Hürriyet’ten İsmail Saymaz’ın haberine göre, tazminat davasında bakanlık, “Maktülün evi, vurulduğu istikamete zıt yöndedir. Evine giderken vurulsaydı merminin sırtından değil, göğsünden girmesi gerekir” diye savunma yaptı. Bu yönde kanıt olmadığı halde Yılmaz’ın kaçtığını iddia eden bakanlık, “Polise yönelik hiçbir hareketi olmayan bir insanın polisten kaçması hayatın olağan akışına uygun değildir” dedi. Yılmaz’ı suçlayan bakanlık, “Zarar, idarenin eyleminden değil, zarar görenin kendi kusurundan kaynaklandı” dedi.
Küçükarmutlu’da yaşayan fırın işçisi Öztürk, 23 Şubat 2016 gecesi evine giderken, karakola maytap atanlardan biri olduğu sanılarak, polis Y.H. tarafından açılan ateşle öldürülmüştü. İstanbul 16. Ağır Ceza Mahkemesi’nde görülen davada polise “taksirle öldürme” suçundan on yıl hapis cezası verildi. Gerekçeli kararda, Öztürk’ün ölümünde silahla direnme, direnenleri etkisiz hale getirme, yakalama kararı veya suç üstü koşullarının oluşmadığı, polisin silah kullanma şartlarına aykırı hareket ettiği saptandı.

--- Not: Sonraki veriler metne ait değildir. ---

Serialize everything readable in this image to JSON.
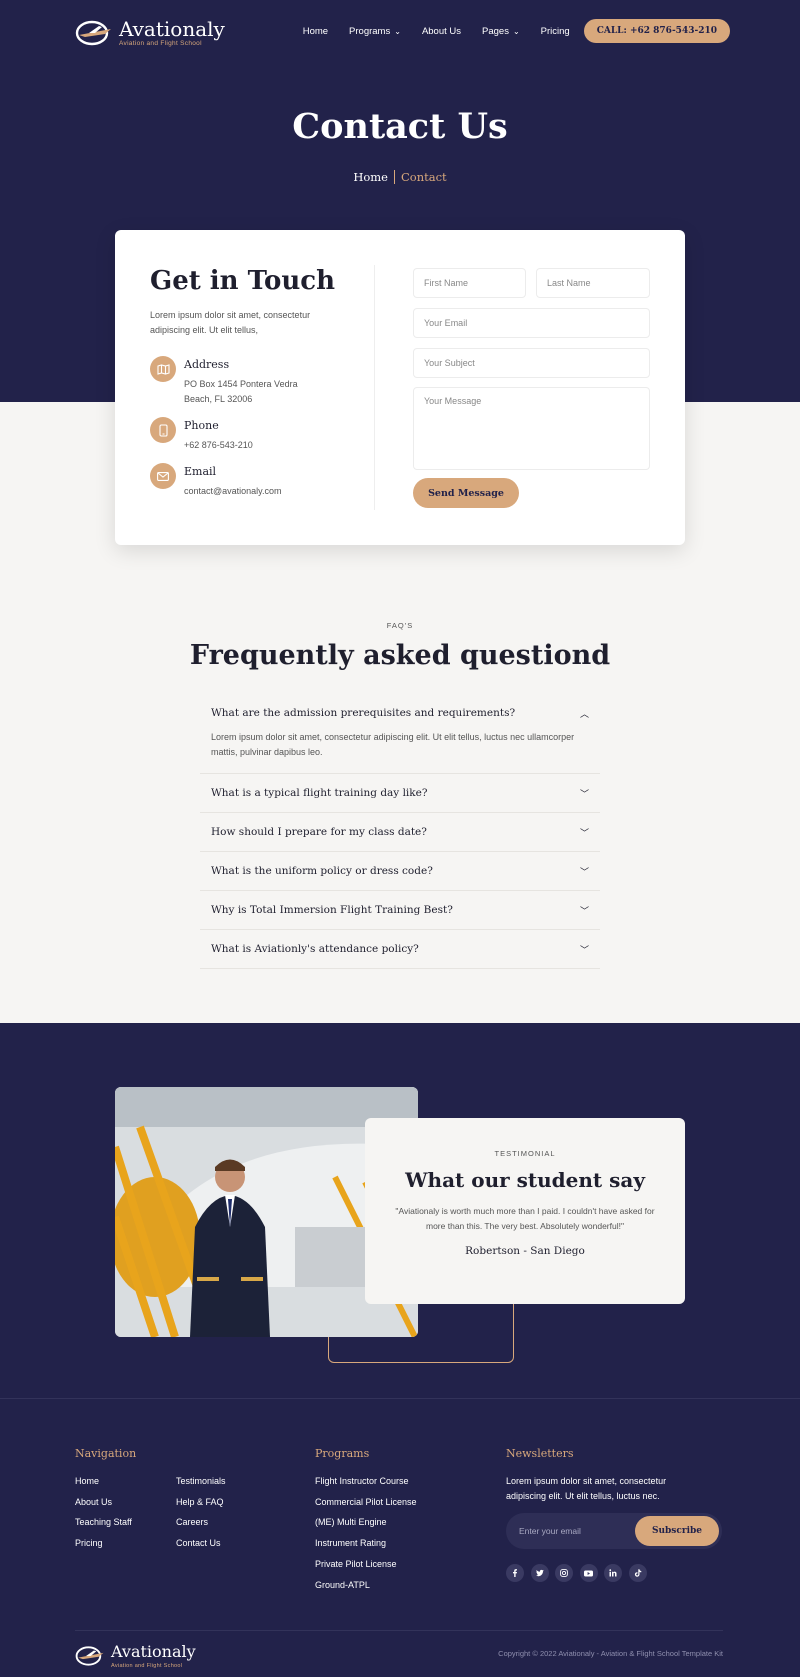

Öztürk Ailesi tarafından açılan tazminat davasında İçişleri Bakanlığı ölen genci suçladı. Savunmada, bir grup göstericinin Fatih Sultan Polis Merkezi’ne cisim attığı, polisin de bu kişileri kovaladığı belirtildi. Şüphelilerin “Dur” ihtarına uymaması üzerine havaya birkaç el ateş edildiği ileri sürülerek, Yılmaz’ın yere düştüğü iddia edildi. Yanında da Yürüyüş dergisinin bulunduğu ileri sürüldü.
Savunmada şöyle devam edildi: “Olay günü maktulün polise yönelik hiçbir hareketinin olmadığı, evine giderken yakın mesafeden polis tarafından sırtından vurulduğu iddiası gerçek dışıdır. Kaçan dört şahsa rastlanılmış, şahıslar kovalandığı esnadan Öztürk’ün vurulduğu yere kadar görevlilerce göz takibi kaybedilmemiştir. Kovalamacanın yaşandığı ve olayın meydana geldiği sokakta kaçan şahıslardan başka insanlara rastlanılmamıştır. Dolayısıyla polise yönelik hiçbir hareketi olmayan bir insanın polisten kaçması hayatın olağan akışına uygun değildir.”
Yılmaz’ın evinin Ortanca Sokak’ta olduğu belirtilerek “Maktulün evi, vurulduğu istikamete zıt yöndedir. Evine giderken vurulsaydı merminin sırtından değil, göğsünden girmesi gerekirdi” denildi. Kusurun Yılmaz’dan kaynaklandığı savunularak, “Eylemin meydana gelmesi şahsın söz, eylem ve davranışlarıyla gerçekleşmiştir” denildi.